To manage them more efficiently, here are some in-house legal project management best practices.
What is Legal Project Management?
Increasingly important, legal project management is an approach that aims to keep in-house lawyers highly motivated and committed to their teams.
Legal Project Management Best Practices
Here are top 9 ways to manage your legal team:
Define Goals
Off the bat, you must define the project’s goals and scope. You also must learn who will lead the project and what they hope to achieve. With this in mind, it’s a good idea to delineate a project outline to which you can refer during the project’s execution to keep the team on the same page.
Involve the Department
Slate a meeting to apprise everyone in the department of their roles in making sure the project comes to fruition. The meeting should also make clear the project’s timeline, the person(s) leading the project, and potential impediments to avoid. Set aside time for employee questions.
Appoint Someone to Oversee Project Spending
Task someone with overseeing the project’s finances to make sure it’s economically viable. This employee will need to monitor spending to ensure the project comes in under budget.
Keep Communication Lines Open
Because projects usually involve a host of deliverables, you will need to send stakeholders updates so they know how the project’s progressing. Find out whether detailed reports or brief email updates are preferred.

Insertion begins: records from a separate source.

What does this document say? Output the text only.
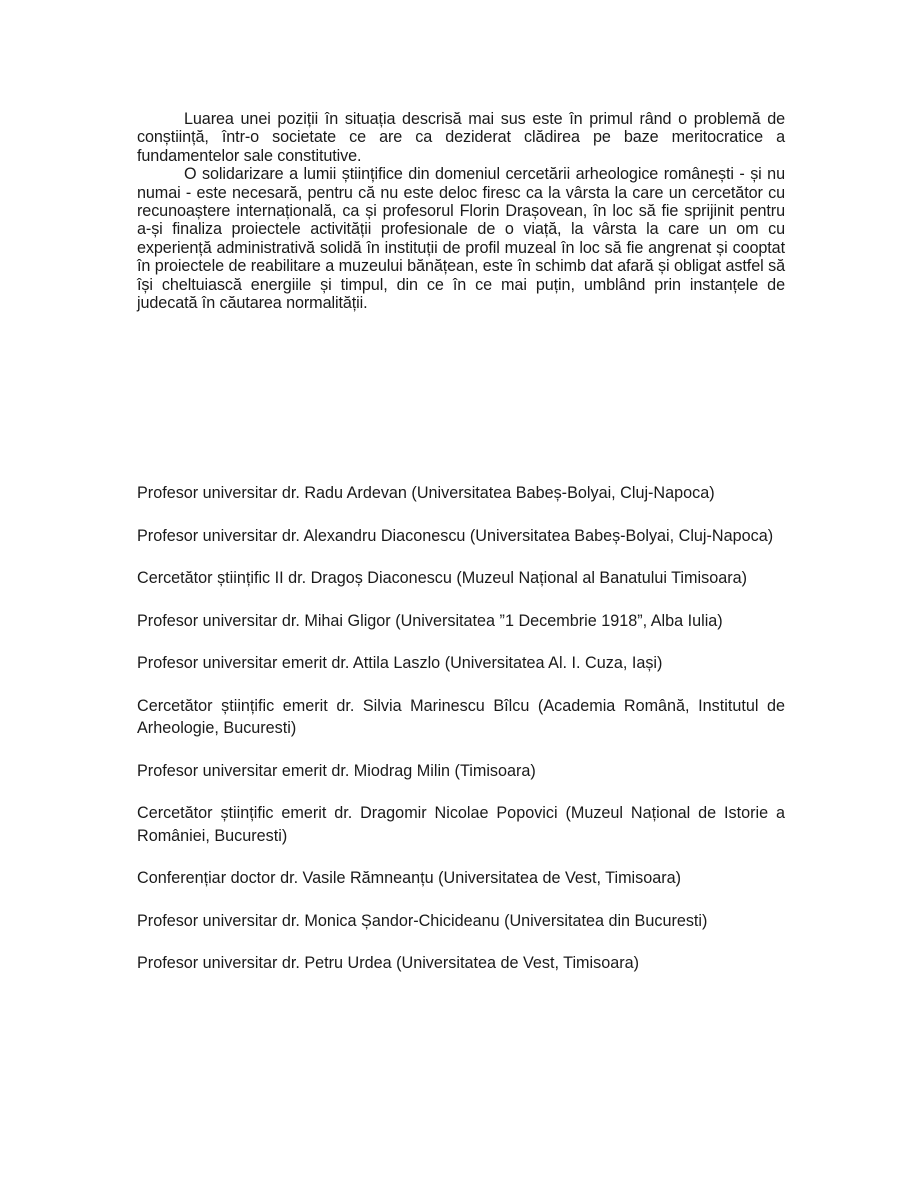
Luarea unei poziții în situația descrisă mai sus este în primul rând o problemă de conștiință, într-o societate ce are ca deziderat clădirea pe baze meritocratice a fundamentelor sale constitutive.

O solidarizare a lumii științifice din domeniul cercetării arheologice românești - și nu numai - este necesară, pentru că nu este deloc firesc ca la vârsta la care un cercetător cu recunoaștere internațională, ca și profesorul Florin Drașovean, în loc să fie sprijinit pentru a-și finaliza proiectele activității profesionale de o viață, la vârsta la care un om cu experiență administrativă solidă în instituții de profil muzeal în loc să fie angrenat și cooptat în proiectele de reabilitare a muzeului bănățean, este în schimb dat afară și obligat astfel să își cheltuiască energiile și timpul, din ce în ce mai puțin, umblând prin instanțele de judecată în căutarea normalității.

Profesor universitar dr. Radu Ardevan (Universitatea Babeș-Bolyai, Cluj-Napoca)

Profesor universitar dr. Alexandru Diaconescu (Universitatea Babeș-Bolyai, Cluj-Napoca)

Cercetător științific II dr. Dragoș Diaconescu (Muzeul Național al Banatului Timisoara)

Profesor universitar dr. Mihai Gligor (Universitatea ”1 Decembrie 1918”, Alba Iulia)

Profesor universitar emerit dr. Attila Laszlo (Universitatea Al. I. Cuza, Iași)

Cercetător științific emerit dr. Silvia Marinescu Bîlcu (Academia Română, Institutul de Arheologie, Bucuresti)

Profesor universitar emerit dr. Miodrag Milin (Timisoara)

Cercetător științific emerit dr. Dragomir Nicolae Popovici (Muzeul Național de Istorie a României, Bucuresti)

Conferențiar doctor dr. Vasile Rămneanțu (Universitatea de Vest, Timisoara)

Profesor universitar dr. Monica Șandor-Chicideanu (Universitatea din Bucuresti)

Profesor universitar dr. Petru Urdea (Universitatea de Vest, Timisoara)
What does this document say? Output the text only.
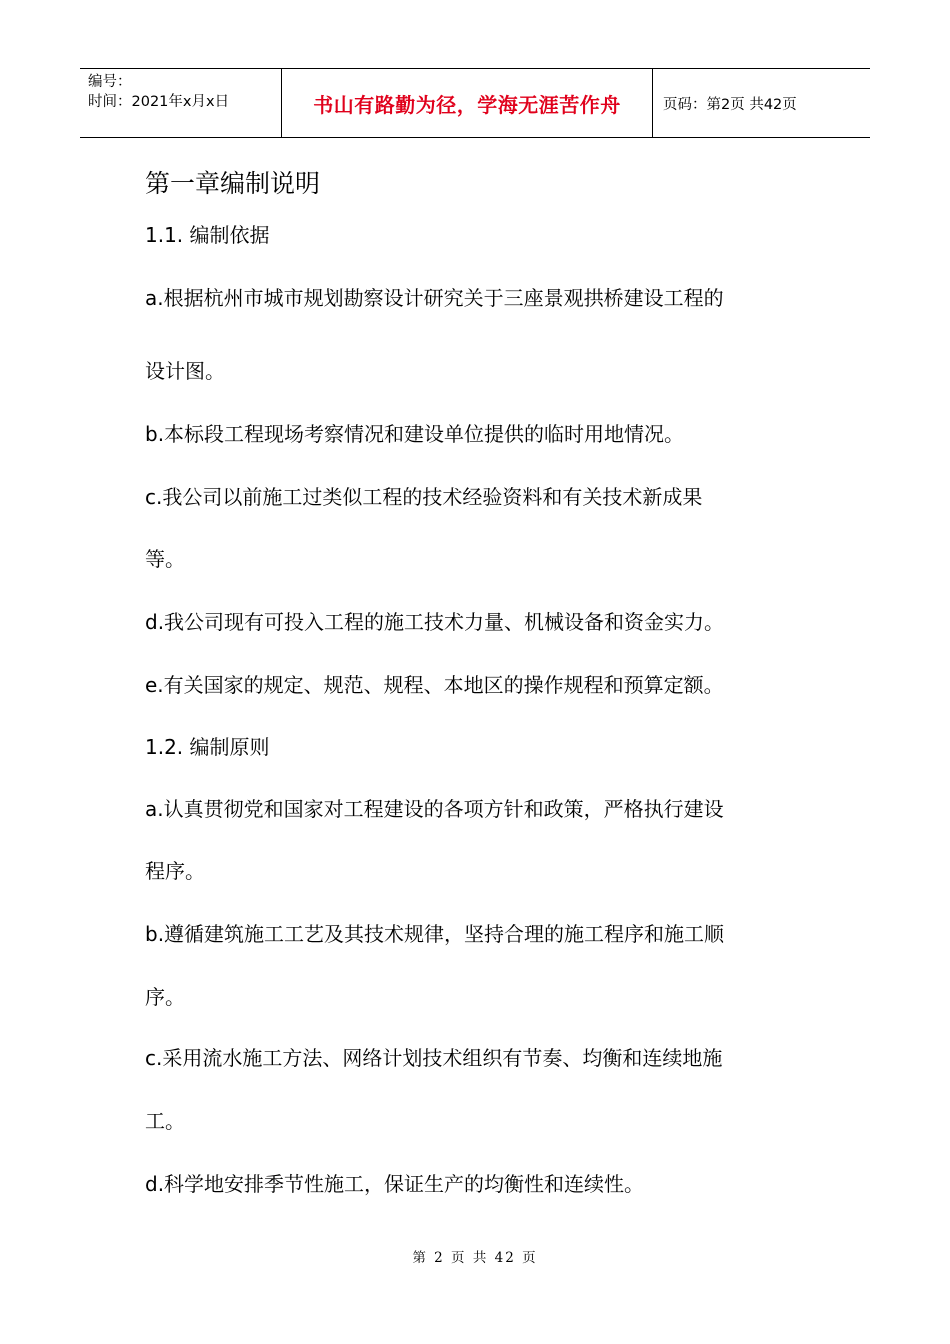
编号：
时间：2021年x月x日	书山有路勤为径，学海无涯苦作舟	页码：第2页 共42页
第一章编制说明
1.1. 编制依据
a.根据杭州市城市规划勘察设计研究关于三座景观拱桥建设工程的
设计图。
b.本标段工程现场考察情况和建设单位提供的临时用地情况。
c.我公司以前施工过类似工程的技术经验资料和有关技术新成果
等。
d.我公司现有可投入工程的施工技术力量、机械设备和资金实力。
e.有关国家的规定、规范、规程、本地区的操作规程和预算定额。
1.2. 编制原则
a.认真贯彻党和国家对工程建设的各项方针和政策，严格执行建设
程序。
b.遵循建筑施工工艺及其技术规律，坚持合理的施工程序和施工顺
序。
c.采用流水施工方法、网络计划技术组织有节奏、均衡和连续地施
工。
d.科学地安排季节性施工，保证生产的均衡性和连续性。
第 2 页 共 42 页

Appoint a Change Management Team
Inevitably, there will be changes during the project’s life. Thus, you should put in place a change management lead to green-light modifications and make sure project goals remain in sight. That lead will communicate with your department and any external counsel, in addition to stakeholders.
Establish a Project Timeline
What you don’t want is a project that seems to go on interminably. By establishing a project timeline — with milestones — at the project’s start. That timeline should be shared with the team. Establishing milestones will also permit you to gauge the project’s progress.

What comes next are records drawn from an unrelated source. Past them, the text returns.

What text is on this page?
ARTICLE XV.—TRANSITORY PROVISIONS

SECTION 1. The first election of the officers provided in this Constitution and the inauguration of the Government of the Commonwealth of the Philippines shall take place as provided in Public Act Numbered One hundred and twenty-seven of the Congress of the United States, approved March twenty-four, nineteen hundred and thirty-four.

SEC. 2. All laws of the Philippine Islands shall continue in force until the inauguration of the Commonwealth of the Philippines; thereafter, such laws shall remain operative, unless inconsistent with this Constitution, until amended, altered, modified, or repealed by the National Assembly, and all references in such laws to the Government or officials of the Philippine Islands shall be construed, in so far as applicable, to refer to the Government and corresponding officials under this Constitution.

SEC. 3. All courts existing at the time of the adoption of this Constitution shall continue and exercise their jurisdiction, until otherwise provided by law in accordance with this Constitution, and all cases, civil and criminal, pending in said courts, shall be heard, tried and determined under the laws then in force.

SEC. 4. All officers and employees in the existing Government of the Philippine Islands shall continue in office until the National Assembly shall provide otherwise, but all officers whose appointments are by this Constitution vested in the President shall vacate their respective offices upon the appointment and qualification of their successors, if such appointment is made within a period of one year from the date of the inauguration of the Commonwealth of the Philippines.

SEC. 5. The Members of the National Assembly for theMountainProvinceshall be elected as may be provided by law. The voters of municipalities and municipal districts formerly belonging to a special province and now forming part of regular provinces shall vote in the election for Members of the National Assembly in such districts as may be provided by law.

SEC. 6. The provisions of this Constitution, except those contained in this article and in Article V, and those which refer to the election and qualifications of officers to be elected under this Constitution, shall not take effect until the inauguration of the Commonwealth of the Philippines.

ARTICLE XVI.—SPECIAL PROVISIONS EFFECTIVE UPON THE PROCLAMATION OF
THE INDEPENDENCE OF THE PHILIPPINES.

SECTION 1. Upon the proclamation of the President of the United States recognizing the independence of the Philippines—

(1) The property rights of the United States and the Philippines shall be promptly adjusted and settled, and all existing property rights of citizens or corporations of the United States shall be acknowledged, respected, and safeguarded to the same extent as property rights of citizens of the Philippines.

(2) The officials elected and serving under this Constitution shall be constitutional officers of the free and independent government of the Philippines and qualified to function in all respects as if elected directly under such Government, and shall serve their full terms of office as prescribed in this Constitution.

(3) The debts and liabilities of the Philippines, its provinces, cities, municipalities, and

Set Up a Communication Plan
To simplify collaboration, it’s important to set guidelines for employee correspondence. Without such guidelines, you will wind up having to communicate on the fly while working on project deliverables. So, put together a calendar of regular meetings, a strategy for communicating between meetings, and templates for easily sharing pertinent information.
Establish a Quality Assurance Process
You need a quality assurance process to ensure that what you end up with is an exceptional project that satisfies your team and stakeholders, rather than just a satisfactory one. Without such a process, the project could go in the wrong direction or suffer from subpar work.
Employ Legal Project Management Software
Possessing the best tools for project management is integral to the project’s success. In fact, according to Hive, 77% of high-performing projects employ legal project management software to centralize document access and create contract templates hosted in the cloud.
The latter is particularly useful in that it means users may fill out and share documents digitally. Having a user-friendly document management solution removes the need to try to oversee project deliverables manually.
It’s crucial to employ in-house legal project management best practices to make sure your projects begin and end well. As we’ve discussed, a big part of that is having the proper software in place to streamline the process and expedite project completion.